Uitgeverij Podium doet niet wat Annelies Verbeke hierboven schrijft. Niets wordt betreurd. In plaats daarvan overtuigen ze de markt van het korte verhaal door het te publiceren. Met resultaat, want uit de eerste publicatie van een verhalenbundel is ondertussen een hele serie gegroeid. Normaal bevat elke bundel verhalen van één auteur. Dit keer mocht het ietsje anders. De verantwoordelijken voor planning en marketing bij de uitgeverij hadden goed in de gaten dat de Week van het Korte Verhaal in aantocht was, en voorzagen mooi op tijd een speciale uitgave – de 21ste van de serie – met daarin de 21 favoriete korte verhalen van bekende Nederlandse en Vlaamse schrijvers, die hun favoriet ook mogen inleiden.

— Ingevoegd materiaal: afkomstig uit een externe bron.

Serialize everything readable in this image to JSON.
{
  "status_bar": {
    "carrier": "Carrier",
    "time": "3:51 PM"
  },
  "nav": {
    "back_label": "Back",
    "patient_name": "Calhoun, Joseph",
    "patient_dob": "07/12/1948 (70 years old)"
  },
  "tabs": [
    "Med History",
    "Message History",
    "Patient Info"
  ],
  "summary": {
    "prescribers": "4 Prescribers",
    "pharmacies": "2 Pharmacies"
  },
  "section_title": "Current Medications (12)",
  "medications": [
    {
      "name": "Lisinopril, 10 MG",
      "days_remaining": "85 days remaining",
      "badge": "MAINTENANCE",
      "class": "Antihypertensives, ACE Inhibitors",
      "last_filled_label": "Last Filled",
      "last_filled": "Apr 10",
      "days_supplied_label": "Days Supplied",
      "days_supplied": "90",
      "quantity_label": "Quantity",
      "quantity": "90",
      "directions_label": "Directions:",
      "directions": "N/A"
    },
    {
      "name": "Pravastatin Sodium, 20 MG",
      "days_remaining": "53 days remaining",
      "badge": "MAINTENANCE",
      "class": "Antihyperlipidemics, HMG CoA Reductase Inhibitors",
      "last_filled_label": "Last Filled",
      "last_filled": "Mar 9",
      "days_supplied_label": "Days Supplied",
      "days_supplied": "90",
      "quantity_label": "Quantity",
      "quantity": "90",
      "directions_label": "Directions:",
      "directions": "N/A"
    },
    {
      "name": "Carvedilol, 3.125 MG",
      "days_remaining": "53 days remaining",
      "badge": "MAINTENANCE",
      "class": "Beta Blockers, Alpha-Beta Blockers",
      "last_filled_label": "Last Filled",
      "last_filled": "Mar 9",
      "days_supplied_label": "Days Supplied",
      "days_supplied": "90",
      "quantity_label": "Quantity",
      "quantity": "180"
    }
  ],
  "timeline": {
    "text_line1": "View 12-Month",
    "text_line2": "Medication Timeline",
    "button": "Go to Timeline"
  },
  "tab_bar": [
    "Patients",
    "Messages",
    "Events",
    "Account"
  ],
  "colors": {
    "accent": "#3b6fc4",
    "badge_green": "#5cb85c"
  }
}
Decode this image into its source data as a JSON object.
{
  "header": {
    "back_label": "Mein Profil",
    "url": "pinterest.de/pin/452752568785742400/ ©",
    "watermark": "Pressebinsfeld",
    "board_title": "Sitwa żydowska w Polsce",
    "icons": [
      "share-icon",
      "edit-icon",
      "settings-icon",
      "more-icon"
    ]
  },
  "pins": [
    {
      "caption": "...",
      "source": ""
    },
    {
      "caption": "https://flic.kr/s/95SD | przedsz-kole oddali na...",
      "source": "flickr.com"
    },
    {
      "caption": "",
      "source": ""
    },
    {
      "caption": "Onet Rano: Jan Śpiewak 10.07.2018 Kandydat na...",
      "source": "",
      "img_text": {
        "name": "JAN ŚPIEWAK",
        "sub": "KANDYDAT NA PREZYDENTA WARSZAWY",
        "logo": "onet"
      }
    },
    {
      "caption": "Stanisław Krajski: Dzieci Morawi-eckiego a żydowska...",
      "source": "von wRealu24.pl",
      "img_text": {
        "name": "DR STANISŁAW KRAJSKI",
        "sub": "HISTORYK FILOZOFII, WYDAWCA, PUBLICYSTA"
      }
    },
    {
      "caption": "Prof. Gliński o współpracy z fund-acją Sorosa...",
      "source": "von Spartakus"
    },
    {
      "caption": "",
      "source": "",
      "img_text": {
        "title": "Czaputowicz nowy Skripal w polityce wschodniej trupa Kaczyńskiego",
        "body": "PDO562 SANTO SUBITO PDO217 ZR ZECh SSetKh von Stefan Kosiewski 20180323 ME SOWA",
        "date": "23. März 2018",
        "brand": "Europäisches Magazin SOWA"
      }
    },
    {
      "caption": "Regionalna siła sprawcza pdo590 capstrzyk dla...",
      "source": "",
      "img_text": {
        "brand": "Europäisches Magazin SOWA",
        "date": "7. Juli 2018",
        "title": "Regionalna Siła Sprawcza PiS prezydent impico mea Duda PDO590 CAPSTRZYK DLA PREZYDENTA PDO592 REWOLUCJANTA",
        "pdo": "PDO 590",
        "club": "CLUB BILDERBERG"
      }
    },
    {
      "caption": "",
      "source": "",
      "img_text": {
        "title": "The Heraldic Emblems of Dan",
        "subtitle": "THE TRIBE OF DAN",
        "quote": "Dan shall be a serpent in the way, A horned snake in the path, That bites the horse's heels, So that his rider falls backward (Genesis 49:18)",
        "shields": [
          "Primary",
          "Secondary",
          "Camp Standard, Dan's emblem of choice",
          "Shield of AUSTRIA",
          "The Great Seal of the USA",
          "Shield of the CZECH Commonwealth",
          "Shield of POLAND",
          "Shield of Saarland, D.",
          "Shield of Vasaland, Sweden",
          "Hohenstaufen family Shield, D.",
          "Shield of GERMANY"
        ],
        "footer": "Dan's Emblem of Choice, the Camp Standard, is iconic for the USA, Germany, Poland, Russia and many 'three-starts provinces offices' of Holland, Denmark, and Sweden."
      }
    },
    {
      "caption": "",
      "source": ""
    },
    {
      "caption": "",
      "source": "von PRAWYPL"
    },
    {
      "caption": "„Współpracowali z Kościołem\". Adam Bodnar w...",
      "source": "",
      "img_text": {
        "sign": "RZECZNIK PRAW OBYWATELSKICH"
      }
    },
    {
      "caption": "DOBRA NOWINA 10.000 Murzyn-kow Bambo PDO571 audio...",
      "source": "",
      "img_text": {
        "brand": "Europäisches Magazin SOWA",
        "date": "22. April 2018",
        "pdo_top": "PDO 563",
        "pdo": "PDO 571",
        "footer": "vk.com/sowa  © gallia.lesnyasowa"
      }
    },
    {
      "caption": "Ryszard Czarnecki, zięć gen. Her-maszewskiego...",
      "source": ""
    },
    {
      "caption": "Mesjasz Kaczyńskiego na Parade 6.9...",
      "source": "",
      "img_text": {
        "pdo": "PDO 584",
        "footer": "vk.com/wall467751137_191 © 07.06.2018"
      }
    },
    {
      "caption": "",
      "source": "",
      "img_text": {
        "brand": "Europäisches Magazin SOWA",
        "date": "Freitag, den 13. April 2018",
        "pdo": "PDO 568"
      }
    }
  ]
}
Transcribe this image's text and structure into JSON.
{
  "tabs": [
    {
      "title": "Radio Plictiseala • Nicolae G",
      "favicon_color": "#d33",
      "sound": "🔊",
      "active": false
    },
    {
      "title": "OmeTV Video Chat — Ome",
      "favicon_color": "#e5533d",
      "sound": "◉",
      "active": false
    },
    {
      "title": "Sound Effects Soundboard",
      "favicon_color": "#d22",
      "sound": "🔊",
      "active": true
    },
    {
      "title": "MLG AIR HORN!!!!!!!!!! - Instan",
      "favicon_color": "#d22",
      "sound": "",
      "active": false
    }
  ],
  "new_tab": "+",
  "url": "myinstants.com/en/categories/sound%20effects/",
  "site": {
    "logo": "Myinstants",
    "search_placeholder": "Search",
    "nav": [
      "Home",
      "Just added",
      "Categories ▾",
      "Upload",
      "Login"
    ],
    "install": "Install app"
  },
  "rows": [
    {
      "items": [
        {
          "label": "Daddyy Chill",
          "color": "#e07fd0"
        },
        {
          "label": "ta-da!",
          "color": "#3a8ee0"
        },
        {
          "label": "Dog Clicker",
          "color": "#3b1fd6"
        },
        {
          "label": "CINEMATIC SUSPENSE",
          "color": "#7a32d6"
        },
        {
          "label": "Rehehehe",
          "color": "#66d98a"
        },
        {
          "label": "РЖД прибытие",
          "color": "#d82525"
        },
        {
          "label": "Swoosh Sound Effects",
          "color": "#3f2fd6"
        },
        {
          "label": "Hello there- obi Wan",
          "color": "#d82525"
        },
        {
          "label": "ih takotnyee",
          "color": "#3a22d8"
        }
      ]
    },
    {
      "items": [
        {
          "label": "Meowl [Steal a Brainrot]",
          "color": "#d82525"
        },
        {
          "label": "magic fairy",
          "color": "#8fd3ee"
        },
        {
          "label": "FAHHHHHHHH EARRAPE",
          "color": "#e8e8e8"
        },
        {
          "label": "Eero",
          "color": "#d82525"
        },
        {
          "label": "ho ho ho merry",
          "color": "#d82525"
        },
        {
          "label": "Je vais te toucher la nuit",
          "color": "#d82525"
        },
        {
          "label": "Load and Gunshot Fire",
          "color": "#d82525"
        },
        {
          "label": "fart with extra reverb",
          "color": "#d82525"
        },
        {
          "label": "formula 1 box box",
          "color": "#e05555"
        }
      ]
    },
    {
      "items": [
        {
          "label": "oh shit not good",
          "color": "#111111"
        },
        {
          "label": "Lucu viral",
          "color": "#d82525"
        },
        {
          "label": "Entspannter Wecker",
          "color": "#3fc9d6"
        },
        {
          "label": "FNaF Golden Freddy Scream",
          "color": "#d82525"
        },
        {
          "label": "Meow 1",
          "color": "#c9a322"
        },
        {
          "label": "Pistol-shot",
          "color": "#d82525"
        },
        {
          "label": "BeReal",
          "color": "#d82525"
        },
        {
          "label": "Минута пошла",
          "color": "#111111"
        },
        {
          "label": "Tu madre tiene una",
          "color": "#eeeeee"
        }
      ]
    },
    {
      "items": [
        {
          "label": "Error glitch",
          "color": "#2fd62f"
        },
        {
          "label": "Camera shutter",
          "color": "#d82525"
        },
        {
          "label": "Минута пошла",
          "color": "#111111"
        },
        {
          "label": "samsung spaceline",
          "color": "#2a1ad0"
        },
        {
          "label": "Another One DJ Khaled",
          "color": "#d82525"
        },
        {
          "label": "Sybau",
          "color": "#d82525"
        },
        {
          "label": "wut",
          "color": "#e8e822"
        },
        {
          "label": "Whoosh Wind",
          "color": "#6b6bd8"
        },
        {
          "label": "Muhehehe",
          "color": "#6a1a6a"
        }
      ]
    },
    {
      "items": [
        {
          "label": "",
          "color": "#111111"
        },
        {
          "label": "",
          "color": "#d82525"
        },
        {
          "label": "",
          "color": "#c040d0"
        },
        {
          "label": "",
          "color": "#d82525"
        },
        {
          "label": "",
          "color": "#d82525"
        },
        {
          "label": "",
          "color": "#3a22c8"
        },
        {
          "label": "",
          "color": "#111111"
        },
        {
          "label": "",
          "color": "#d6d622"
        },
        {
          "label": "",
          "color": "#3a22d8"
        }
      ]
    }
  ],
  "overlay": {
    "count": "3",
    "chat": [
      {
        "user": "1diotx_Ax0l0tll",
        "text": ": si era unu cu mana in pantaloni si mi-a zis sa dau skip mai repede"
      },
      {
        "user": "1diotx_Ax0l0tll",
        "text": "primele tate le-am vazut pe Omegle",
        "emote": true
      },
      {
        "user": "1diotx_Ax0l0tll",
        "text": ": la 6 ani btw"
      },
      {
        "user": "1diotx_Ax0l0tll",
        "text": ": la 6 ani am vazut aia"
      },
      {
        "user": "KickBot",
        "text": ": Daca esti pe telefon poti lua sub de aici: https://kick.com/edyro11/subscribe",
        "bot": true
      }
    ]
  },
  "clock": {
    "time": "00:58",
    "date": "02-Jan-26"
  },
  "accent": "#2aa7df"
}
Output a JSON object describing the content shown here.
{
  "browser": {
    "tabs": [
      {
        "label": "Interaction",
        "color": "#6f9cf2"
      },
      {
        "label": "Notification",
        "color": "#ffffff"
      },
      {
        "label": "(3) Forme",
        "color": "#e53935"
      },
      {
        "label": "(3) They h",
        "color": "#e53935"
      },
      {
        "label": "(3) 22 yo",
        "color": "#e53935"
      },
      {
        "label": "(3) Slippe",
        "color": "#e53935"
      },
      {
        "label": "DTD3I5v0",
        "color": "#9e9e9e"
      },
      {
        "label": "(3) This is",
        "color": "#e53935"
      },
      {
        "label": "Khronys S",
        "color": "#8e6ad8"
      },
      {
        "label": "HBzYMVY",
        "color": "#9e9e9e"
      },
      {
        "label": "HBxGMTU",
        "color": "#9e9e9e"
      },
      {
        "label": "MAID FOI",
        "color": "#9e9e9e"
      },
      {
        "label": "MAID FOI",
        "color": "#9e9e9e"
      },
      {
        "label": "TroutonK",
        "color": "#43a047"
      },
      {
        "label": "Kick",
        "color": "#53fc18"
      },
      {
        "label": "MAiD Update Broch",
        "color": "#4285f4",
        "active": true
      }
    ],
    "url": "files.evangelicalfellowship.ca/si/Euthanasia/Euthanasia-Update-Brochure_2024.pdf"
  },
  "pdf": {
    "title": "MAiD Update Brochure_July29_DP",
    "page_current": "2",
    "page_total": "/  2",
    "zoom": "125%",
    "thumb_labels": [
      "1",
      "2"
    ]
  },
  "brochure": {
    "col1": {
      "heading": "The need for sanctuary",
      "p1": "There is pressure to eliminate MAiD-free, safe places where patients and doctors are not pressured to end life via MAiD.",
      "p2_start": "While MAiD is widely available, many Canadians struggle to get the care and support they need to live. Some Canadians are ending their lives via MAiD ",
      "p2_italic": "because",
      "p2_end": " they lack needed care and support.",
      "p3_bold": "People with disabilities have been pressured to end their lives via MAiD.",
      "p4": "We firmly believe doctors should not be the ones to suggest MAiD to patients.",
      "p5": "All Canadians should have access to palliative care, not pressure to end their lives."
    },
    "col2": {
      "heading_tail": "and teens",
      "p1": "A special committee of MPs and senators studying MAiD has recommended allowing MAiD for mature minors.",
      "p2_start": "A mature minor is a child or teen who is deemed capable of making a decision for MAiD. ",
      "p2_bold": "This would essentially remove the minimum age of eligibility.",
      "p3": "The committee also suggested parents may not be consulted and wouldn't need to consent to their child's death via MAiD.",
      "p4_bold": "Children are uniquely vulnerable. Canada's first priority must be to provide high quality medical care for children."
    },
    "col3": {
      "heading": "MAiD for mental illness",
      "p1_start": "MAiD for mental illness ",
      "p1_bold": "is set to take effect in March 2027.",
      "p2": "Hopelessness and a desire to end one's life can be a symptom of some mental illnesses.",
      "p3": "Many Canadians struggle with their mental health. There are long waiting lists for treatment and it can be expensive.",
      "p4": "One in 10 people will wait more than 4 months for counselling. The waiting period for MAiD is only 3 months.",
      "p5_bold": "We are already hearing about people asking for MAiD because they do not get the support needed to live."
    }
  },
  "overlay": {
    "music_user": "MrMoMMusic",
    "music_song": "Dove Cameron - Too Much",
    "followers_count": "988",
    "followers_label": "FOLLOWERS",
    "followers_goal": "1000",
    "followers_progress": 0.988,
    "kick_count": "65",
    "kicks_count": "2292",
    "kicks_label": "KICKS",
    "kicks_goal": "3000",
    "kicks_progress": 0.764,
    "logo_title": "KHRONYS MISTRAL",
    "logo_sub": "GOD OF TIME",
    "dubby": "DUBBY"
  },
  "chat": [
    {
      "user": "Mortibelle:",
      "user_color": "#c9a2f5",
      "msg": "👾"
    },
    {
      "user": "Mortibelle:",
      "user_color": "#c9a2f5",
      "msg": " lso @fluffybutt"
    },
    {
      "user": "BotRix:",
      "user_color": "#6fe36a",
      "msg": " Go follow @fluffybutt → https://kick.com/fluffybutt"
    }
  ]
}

Over dat getal 21 moeten we het toch even hebben. Annelies Verbeke verslikt zich in haar voorwoord al meteen in dat getal en noemt deze bundel het 20ste deel. Vervolgens blijken er maar 20 verhalen in de bundel te staan. Alex Boogers enthousiasmeert ons namelijk voor een verhaal van J.D. Salinger, waarna helemaal op het einde van zijn betoog doodleuk vermeld staat dat de erven van Salinger helaas geen toestemming gaven voor opname van het verhaal in de bundel. Sneu voor Boogers, maar een koude douche voor de lezer die zich voelt als een kind dat eerst verlekkerd wordt met de belofte van een snoepje, waarna het snoepje weer in de pot wordt gestopt. Je zal maar die lezer zijn die het boek koopt omdat de naam Salinger op de cover staat...
Wat meteen opvalt is dat Nederlandstalige auteurs niet noodzakelijk kiezen voor een favoriet uit het eigen taalgebied. Peter Buwalda koos voor het akelige, geflipte maar uitstekende ‘Manuscript in een kliniek gevonden’ van W.F. Hermans, Tom Lanoye voor het weemoedig mooie ‘De man in de reus’ van Paul Snoek, Marja Pruis voor ‘Dit is wat ik je beloof’ van Rob van Essen en Sanneke van Hassel selecteerde tenslotte ‘Verkloot’ van Manon Uphoff. Alle anderen gingen voor buitenlandse verhalenvertellers. Opvallend ook is dat slechts vier schrijvers voor een vrouwelijke collega kozen. Bart Moeyaert en Saskia De Coster pikten er bovendien ook dezelfde schrijfster uit: Lydia Davis. Franca Treur gaf de voorkeur aan Lucia Berlin en Annelies Verbeke koos voor Flannery O’Connor.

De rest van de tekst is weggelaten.